To answer the global threat of vector-borne diseases, the International Federation for Animal Health has commissioned an industry first white paper to act as a frame work for the animal health industry to take action and generate debate.
The white paper, independently authored by Oxford Analytica and produced with the support of The Bill & Melinda Gates Foundation, highlights the most urgent, new and emerging threats of vector-borne diseases to human and animal health, the most important challenges faced and ways forward for tackling the issue globally.
The white paper has been discussed by world leading industry influencers at a roundtable in Geneva with the specific objective of formulating strategies and partnerships across a variety of organisations from research bodies to policy makers and is now available to download from the IFAH website www.ifahsec.org.
Vector-borne diseases (VBDs) currently account for 17% of the global burden of all infectious diseases. The most deadly of which, malaria, causes an estimated 627,000 deaths annually. Conditions that affect livestock can also have a significant economic impact, for example trypanosomiasis accounts for losses in cattle production of up to 1.2 billion dollars a year. Taken as a group, vector-borne diseases are responsible for high levels of morbidity in human populations throughout the world, economic losses in production animals, further economic impacts in the form of adverse affects on tourism and governmental surveillance, control and treatment costs and reduced animal welfare.
Combating vector-borne diseases is an ever-changing and complex challenge that is affected by many factors, including the impact of climate change on vector spread, habitat change introduced by humans (e.g. wetland creation, the increased movement of goods, humans, livestock and companion animals worldwide) and the increasing risk of insecticide resistance.
Carel du Marchie Sarvaas, Executive Director at IFAH said: “Vector-borne diseases are a topic of international significance that need to be debated head on. The white paper and roundtable will raise awareness of the importance and need to control these diseases and provide the evidence for solvers (the animal health industry) and donors who fund efforts to develop tools to control neglected vector-borne diseases. The white paper includes a number of case studies from across the world and suggests proactive strategies for tackling them on a local, regional and global level”.

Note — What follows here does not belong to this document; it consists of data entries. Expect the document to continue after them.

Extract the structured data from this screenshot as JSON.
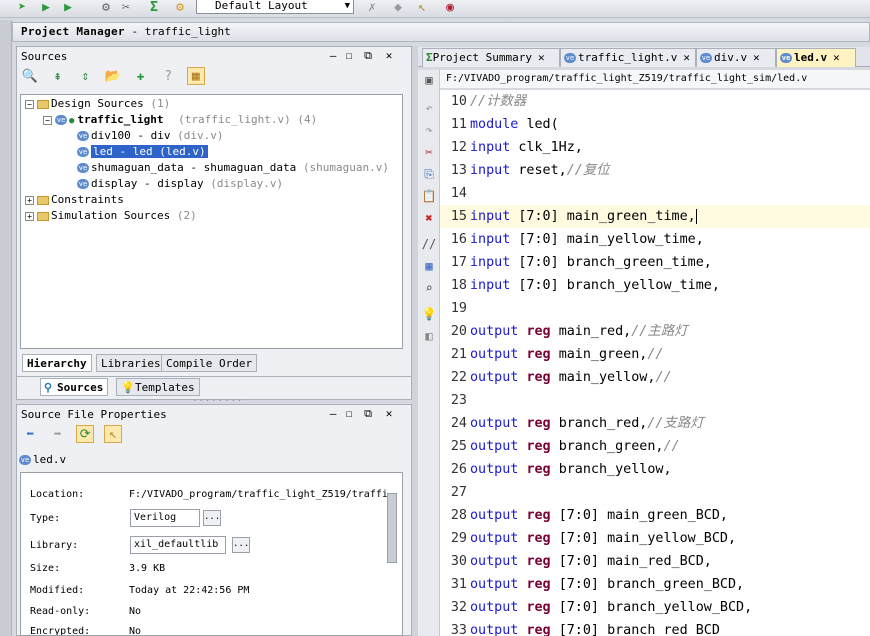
{
  "toolbar": {
    "layout_label": "Default Layout"
  },
  "project_manager": {
    "title": "Project Manager",
    "project": "- traffic_light"
  },
  "sources_panel": {
    "title": "Sources",
    "tree": {
      "design_sources": "Design Sources",
      "design_sources_count": "(1)",
      "top_module": "traffic_light",
      "top_file": "(traffic_light.v)",
      "top_count": "(4)",
      "children": [
        {
          "name": "div100 - div",
          "file": "(div.v)"
        },
        {
          "name": "led - led (led.v)",
          "file": ""
        },
        {
          "name": "shumaguan_data - shumaguan_data",
          "file": "(shumaguan.v)"
        },
        {
          "name": "display - display",
          "file": "(display.v)"
        }
      ],
      "constraints": "Constraints",
      "simulation_sources": "Simulation Sources",
      "simulation_sources_count": "(2)"
    },
    "tabs": [
      "Hierarchy",
      "Libraries",
      "Compile Order"
    ],
    "subtabs": [
      "Sources",
      "Templates"
    ]
  },
  "properties_panel": {
    "title": "Source File Properties",
    "file": "led.v",
    "rows": {
      "location_label": "Location:",
      "location_value": "F:/VIVADO_program/traffic_light_Z519/traffi",
      "type_label": "Type:",
      "type_value": "Verilog",
      "library_label": "Library:",
      "library_value": "xil_defaultlib",
      "size_label": "Size:",
      "size_value": "3.9 KB",
      "modified_label": "Modified:",
      "modified_value": "Today at 22:42:56 PM",
      "readonly_label": "Read-only:",
      "readonly_value": "No",
      "encrypted_label": "Encrypted:",
      "encrypted_value": "No"
    },
    "ellipsis": "..."
  },
  "editor": {
    "tabs": [
      "Project Summary",
      "traffic_light.v",
      "div.v",
      "led.v"
    ],
    "active_tab": "led.v",
    "path": "F:/VIVADO_program/traffic_light_Z519/traffic_light_sim/led.v",
    "lines": [
      {
        "n": "10",
        "t": "//计数器"
      },
      {
        "n": "11",
        "t": "module led("
      },
      {
        "n": "12",
        "t": "input clk_1Hz,"
      },
      {
        "n": "13",
        "t": "input reset,//复位"
      },
      {
        "n": "14",
        "t": ""
      },
      {
        "n": "15",
        "t": "input [7:0] main_green_time,"
      },
      {
        "n": "16",
        "t": "input [7:0] main_yellow_time,"
      },
      {
        "n": "17",
        "t": "input [7:0] branch_green_time,"
      },
      {
        "n": "18",
        "t": "input [7:0] branch_yellow_time,"
      },
      {
        "n": "19",
        "t": ""
      },
      {
        "n": "20",
        "t": "output reg main_red,//主路灯"
      },
      {
        "n": "21",
        "t": "output reg main_green,//"
      },
      {
        "n": "22",
        "t": "output reg main_yellow,//"
      },
      {
        "n": "23",
        "t": ""
      },
      {
        "n": "24",
        "t": "output reg branch_red,//支路灯"
      },
      {
        "n": "25",
        "t": "output reg branch_green,//"
      },
      {
        "n": "26",
        "t": "output reg branch_yellow,"
      },
      {
        "n": "27",
        "t": ""
      },
      {
        "n": "28",
        "t": "output reg [7:0] main_green_BCD,"
      },
      {
        "n": "29",
        "t": "output reg [7:0] main_yellow_BCD,"
      },
      {
        "n": "30",
        "t": "output reg [7:0] main_red_BCD,"
      },
      {
        "n": "31",
        "t": "output reg [7:0] branch_green_BCD,"
      },
      {
        "n": "32",
        "t": "output reg [7:0] branch_yellow_BCD,"
      },
      {
        "n": "33",
        "t": "output reg [7:0] branch_red_BCD"
      }
    ]
  },
  "colors": {
    "selection": "#2e63c9",
    "keyword": "#1a1ad4",
    "reg": "#7a0033",
    "comment": "#888888",
    "active_tab": "#fff3c4"
  }
}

“As the representative body for companies engaged in the research, development and manufacturing of animal medicines and health products, IFAH is uniquely positioned to address the challenges and help explore intrinsic links between human and animal health. With the support of the Bill & Melinda Gates Foundation we will be able to address more issues and reach more stakeholders than ever before.”
To complement the white paper IFAH will be releasing a number of infographics. The first of which is available now via the IFAH press office and on www.ifahsec.org.